Au début du 20e siècle, la FJ urbaine a été éliminée de nombreux pays par des campagnes énergiques visant à éliminer les sites de reproduction d’Ae. aegypti. Après la Seconde Guerre mondiale, l’application ciblée de DDT sur les conteneurs infestés et leurs environs a connu un succès exceptionnel. Selon l’Organisation panaméricaine de la santé, l’espèce a été éradiquée de 22 pays des Amériques. Aucun substitut du DDT n’est actuellement disponible. De nombreuses autorités sanitaires ont recours à des aérosols insecticides délivrés à partir d’appareils manuels, de véhicules routiers ou d’avions. Cette technique est coûteuse et inefficace. De plus, même s’il était possible d’atteindre un taux d’élimination élevé, l’impact sur les populations adultes serait probablement trop court pour avoir un impact efficace sur la transmission. L’Organisation mondiale de la santé recommande depuis plusieurs années une » réduction à la source basée sur la communauté « , mais il n’existe aucune preuve que cela ait été couronné de succès où que ce soit dans le monde.
Diagnostic
Le virus peut être détecté dans des échantillons de sang par RT-PCR, capture d’antigène et/ou isolement viral. Un diagnostic sérologique peut être posé par la détection d’anticorps IgM spécifiques une semaine après l’infection. L’exposition au virus du YF confère une immunité à vie.
Gestion et traitement
La thérapie de soutien est la seule option, bien que l’utilisation d’antiviraux soit un domaine de recherche actif. Il est important d’éviter strictement l’aspirine et les autres anticoagulants.
Domaines clés d’incertitude
En dépit de la richesse des informations sur l’écologie, l’épidémiologie et la pathologie de la maladie, une forte probabilité de grandes épidémies urbaines dans des populations non vaccinées demeure dans les zones où le vecteur Aedes aegypti est présent.

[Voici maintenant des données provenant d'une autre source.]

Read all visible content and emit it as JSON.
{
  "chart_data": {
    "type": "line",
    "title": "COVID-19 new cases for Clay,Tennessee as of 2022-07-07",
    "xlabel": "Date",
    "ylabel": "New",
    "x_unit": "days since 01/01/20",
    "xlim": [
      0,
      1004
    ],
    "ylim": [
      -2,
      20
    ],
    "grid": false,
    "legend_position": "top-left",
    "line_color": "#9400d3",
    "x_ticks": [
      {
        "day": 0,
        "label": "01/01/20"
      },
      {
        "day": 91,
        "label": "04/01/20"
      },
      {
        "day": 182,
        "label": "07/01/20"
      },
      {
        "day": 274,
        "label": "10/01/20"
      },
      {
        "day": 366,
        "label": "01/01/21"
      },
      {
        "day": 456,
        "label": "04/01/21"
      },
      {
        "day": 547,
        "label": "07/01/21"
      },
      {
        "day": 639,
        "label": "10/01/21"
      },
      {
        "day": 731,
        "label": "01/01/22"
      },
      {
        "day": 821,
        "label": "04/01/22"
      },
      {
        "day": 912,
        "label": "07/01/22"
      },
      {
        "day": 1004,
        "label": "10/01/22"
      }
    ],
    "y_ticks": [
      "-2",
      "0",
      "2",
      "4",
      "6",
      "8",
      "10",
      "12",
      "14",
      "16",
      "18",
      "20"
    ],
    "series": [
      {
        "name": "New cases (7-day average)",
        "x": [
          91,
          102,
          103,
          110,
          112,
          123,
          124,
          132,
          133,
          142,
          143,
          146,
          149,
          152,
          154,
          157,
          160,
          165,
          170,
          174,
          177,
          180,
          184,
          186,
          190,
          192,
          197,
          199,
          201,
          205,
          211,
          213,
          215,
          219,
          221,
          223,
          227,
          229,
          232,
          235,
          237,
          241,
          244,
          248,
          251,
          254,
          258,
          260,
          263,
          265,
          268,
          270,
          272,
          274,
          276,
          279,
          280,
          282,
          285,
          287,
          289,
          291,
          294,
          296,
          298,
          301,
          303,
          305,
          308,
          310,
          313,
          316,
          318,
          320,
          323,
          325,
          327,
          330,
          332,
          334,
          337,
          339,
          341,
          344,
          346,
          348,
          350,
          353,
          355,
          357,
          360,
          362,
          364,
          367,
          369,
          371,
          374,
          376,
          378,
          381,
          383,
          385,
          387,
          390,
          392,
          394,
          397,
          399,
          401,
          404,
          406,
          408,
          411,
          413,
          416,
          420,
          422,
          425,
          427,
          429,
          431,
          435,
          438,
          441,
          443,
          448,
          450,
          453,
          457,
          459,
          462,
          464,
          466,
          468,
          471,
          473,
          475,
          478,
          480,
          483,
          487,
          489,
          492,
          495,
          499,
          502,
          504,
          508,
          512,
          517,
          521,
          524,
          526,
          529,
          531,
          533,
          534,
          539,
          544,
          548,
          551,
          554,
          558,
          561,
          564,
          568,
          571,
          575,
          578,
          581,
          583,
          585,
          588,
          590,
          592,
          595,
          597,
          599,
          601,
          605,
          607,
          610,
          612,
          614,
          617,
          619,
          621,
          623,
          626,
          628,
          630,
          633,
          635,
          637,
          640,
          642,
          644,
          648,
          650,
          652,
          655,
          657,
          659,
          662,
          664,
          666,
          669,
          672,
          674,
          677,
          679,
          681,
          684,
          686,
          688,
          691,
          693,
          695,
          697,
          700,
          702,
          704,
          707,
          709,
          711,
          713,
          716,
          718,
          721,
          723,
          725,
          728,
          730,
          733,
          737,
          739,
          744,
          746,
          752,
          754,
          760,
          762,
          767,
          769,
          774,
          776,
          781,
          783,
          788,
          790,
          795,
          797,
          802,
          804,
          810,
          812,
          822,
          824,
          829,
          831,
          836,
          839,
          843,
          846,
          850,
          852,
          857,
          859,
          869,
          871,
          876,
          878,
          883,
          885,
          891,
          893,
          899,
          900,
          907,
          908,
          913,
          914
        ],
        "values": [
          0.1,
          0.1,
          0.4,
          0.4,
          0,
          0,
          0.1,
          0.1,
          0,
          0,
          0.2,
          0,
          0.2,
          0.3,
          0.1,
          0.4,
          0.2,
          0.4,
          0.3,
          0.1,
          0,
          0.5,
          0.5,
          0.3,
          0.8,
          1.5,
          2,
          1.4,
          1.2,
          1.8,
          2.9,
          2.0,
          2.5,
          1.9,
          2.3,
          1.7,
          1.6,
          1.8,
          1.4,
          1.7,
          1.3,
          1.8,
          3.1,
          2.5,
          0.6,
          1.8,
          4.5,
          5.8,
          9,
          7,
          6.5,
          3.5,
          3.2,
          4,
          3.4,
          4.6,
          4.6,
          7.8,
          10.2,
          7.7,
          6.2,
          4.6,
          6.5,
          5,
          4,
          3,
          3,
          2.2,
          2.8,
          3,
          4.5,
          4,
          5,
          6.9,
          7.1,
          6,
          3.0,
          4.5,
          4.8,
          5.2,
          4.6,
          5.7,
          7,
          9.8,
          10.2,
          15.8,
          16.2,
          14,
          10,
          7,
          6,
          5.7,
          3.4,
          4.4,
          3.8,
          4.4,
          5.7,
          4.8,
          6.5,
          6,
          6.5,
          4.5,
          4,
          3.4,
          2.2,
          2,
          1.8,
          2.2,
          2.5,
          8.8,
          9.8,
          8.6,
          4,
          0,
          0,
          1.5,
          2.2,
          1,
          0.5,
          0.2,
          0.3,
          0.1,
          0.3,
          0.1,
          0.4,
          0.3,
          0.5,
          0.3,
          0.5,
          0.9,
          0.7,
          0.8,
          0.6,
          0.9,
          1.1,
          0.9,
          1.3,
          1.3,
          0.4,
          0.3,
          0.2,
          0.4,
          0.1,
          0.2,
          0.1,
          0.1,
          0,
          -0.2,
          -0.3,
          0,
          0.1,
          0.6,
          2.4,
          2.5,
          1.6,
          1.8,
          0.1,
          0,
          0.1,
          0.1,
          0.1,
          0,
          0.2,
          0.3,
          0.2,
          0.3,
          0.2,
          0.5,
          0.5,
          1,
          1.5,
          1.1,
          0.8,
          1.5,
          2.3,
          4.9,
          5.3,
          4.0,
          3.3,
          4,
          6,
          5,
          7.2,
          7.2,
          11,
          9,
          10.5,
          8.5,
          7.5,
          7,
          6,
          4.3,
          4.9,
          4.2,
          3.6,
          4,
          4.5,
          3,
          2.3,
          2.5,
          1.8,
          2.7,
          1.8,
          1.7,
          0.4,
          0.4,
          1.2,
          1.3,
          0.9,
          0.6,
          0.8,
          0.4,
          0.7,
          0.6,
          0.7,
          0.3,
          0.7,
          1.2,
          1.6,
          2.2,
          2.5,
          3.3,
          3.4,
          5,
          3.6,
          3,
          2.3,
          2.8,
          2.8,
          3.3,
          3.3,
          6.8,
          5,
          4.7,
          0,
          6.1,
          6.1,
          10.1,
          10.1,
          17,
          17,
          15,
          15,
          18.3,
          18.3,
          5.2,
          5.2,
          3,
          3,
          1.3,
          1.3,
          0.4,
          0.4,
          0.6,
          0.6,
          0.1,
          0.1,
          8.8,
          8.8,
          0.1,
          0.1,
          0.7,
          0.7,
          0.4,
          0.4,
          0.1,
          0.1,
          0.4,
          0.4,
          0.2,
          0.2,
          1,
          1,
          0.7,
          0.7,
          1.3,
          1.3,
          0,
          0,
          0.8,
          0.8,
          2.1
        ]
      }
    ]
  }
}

Des effets indésirables (viscérotropes ou neurotropes) consécutifs à la vaccination contre le YF ont été rapportés principalement dans les groupes d’âge plus élevés et chez les personnes immunodéprimées. Ces cas devraient faire l’objet d’une enquête plus approfondie pour recueillir et vérifier les preuves de l’association entre le vaccin et la maladie clinique afin d’appuyer la prise de décision concernant la vaccination contre la FJ.
Crosby M. The American plague : the untold story of yellow fever, the epidemic that shaped our history. Berkley, Californie : Berkley Publishing Group ; 2007.
Monath TP. La fièvre jaune : Victor, Victoria ? Conquérant, conquérant ? Épidémies et recherches au cours des quarante dernières années et perspectives d’avenir. Am J Trop Med Hyg 1991;45(1):1-43.
Monath TP. Traitement de la fièvre jaune. Antiviral Res 2008;78(1):116-24.
Reiter P. Changement climatique et maladies transmises par les moustiques. Environ Health Perspect 2001;109 Suppl 1:141-61.
Reiter P, Nathan M. Lignes directrices pour l’évaluation de l’efficacité des pulvérisations spatiales d’insecticides pour la lutte contre le vecteur de la dengue, Aedes aegypti. Genève : Organisation mondiale de la santé ; 2001.